I have tried to document my observations to start to form some sort of Startup Institute Core Instructional Practices
People Come First, PowerPoint Comes Last
Mandy Mladenoff of Matter Communications did a great job with the SIB technical marketing track last Monday to make the focus the students, rather than the PowerPoint. Through various scenarios she facilitated a day on Advanced PR. After sharing her expertise, Mandy set up a situation and students were asked to create original content to respond. This interactive style of teaching relied on her expertise, rather than a slide deck, which promoted an atmosphere where the instructor-student connection was made stronger and ultimately led to deeper student understanding and growth.
Get Up And Do Something
All our instructors are asking students to get up and do something.
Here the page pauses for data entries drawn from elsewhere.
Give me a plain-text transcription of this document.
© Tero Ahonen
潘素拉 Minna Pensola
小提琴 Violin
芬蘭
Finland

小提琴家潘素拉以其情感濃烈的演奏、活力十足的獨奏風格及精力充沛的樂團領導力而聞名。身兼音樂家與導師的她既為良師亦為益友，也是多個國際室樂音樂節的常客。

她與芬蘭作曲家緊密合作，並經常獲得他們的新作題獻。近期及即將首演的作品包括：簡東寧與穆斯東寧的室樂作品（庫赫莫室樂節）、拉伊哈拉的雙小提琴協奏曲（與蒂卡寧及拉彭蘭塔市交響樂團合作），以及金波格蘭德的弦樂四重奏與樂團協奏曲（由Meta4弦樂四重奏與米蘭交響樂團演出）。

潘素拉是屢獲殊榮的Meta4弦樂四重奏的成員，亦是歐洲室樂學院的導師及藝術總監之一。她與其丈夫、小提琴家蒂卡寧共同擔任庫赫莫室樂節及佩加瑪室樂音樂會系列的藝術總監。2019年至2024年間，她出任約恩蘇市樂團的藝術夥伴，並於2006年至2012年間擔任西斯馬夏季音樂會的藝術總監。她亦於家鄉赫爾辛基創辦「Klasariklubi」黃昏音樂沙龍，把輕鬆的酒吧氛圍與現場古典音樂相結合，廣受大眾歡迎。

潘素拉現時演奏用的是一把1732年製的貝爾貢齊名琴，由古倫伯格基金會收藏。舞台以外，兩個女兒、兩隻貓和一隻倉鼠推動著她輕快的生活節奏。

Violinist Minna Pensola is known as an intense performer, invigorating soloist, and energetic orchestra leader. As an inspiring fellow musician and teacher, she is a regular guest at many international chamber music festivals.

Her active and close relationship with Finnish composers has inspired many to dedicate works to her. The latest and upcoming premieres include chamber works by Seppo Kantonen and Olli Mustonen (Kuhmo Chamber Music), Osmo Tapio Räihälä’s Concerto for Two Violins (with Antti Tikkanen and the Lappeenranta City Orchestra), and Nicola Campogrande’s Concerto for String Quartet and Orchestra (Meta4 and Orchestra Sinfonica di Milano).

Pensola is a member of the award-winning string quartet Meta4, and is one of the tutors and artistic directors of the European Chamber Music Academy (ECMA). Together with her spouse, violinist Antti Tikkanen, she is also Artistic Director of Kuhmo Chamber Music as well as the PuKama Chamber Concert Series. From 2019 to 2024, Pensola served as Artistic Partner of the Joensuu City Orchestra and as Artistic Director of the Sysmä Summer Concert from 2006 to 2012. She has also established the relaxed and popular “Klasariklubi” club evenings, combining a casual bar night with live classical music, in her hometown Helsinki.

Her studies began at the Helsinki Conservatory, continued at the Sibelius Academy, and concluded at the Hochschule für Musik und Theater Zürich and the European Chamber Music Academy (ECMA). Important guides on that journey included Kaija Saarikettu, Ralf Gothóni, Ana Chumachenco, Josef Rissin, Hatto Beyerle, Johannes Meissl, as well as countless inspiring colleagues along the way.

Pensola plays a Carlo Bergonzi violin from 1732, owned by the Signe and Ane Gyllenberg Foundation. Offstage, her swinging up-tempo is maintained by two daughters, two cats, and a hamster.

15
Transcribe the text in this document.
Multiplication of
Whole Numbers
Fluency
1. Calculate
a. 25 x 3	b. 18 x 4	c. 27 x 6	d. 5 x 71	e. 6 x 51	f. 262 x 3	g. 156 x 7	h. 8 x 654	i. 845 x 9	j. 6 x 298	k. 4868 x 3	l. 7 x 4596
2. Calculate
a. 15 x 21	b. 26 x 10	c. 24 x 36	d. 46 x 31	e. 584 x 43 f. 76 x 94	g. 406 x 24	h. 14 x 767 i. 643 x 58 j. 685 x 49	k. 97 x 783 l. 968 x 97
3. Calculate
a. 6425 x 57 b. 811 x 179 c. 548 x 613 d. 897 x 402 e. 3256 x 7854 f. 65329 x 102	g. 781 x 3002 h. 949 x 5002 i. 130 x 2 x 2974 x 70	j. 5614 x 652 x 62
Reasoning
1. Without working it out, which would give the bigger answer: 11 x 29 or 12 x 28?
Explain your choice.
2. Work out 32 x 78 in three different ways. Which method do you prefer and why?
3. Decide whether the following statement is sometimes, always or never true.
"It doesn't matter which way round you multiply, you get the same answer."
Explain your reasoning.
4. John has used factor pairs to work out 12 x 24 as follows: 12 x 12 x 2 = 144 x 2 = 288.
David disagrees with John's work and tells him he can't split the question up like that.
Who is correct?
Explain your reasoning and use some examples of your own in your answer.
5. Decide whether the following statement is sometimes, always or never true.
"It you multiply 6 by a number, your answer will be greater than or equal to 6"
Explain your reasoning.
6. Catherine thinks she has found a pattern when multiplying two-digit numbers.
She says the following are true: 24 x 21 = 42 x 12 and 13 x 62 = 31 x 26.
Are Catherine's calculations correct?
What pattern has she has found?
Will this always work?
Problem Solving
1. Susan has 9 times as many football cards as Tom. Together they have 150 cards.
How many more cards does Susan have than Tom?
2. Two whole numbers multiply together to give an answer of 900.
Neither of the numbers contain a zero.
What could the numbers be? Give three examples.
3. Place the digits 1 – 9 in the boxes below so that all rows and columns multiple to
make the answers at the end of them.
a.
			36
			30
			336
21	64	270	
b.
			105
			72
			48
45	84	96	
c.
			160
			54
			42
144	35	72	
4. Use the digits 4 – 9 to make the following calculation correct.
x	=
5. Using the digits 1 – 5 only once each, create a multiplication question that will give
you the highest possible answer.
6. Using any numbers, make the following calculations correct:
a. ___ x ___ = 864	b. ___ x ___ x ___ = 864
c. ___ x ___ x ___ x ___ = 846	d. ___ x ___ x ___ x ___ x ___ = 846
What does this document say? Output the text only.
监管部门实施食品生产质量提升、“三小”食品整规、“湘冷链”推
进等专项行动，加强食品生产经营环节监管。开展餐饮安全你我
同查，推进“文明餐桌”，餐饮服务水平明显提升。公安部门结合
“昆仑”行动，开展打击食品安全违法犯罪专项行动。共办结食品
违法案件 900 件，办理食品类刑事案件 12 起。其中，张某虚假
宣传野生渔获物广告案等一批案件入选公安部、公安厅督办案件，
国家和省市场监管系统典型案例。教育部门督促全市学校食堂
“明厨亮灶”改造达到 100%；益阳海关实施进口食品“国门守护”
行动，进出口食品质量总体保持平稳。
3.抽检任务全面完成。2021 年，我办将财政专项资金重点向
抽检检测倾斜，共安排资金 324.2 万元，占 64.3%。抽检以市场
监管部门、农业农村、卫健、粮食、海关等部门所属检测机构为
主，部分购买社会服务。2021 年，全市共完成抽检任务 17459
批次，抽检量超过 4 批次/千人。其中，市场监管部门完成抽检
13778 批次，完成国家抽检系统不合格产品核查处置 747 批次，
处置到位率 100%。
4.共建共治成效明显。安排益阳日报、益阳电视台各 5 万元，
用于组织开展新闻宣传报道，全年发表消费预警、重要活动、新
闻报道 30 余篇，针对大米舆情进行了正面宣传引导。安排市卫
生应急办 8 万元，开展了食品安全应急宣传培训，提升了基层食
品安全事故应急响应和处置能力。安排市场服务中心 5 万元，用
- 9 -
I believe there are three benefits to this movement. First, as John Medina discusses in his book, Brain Rules, physical movement has been shown to promote student learning. Next, the movement in the context of meaningful learning experiences dramatically increases engagement, which is a positive snowball. Finally, these situations give students the opportunity to take classroom leadership roles and to promote a greater sense of collaboration.
Reflection & Engaged Learning
Caren Cioffi and Steve Percoco of Brightcove ended a Sales & Business Development and Marketing cross track day by facilitating a circle where all students were engaged in both asking and answering great questions. Reflection forces your brain to try to make sense of the block of learning that has just occurred. Further, reflecting on personal progress, challenges, and next steps deepens the learning experience because emotions are forced to be brought into the mix.
I am excited to continue to work with these amazing practitioners to help them create innovative sessions intentionally designed for experiential and accelerated student learning.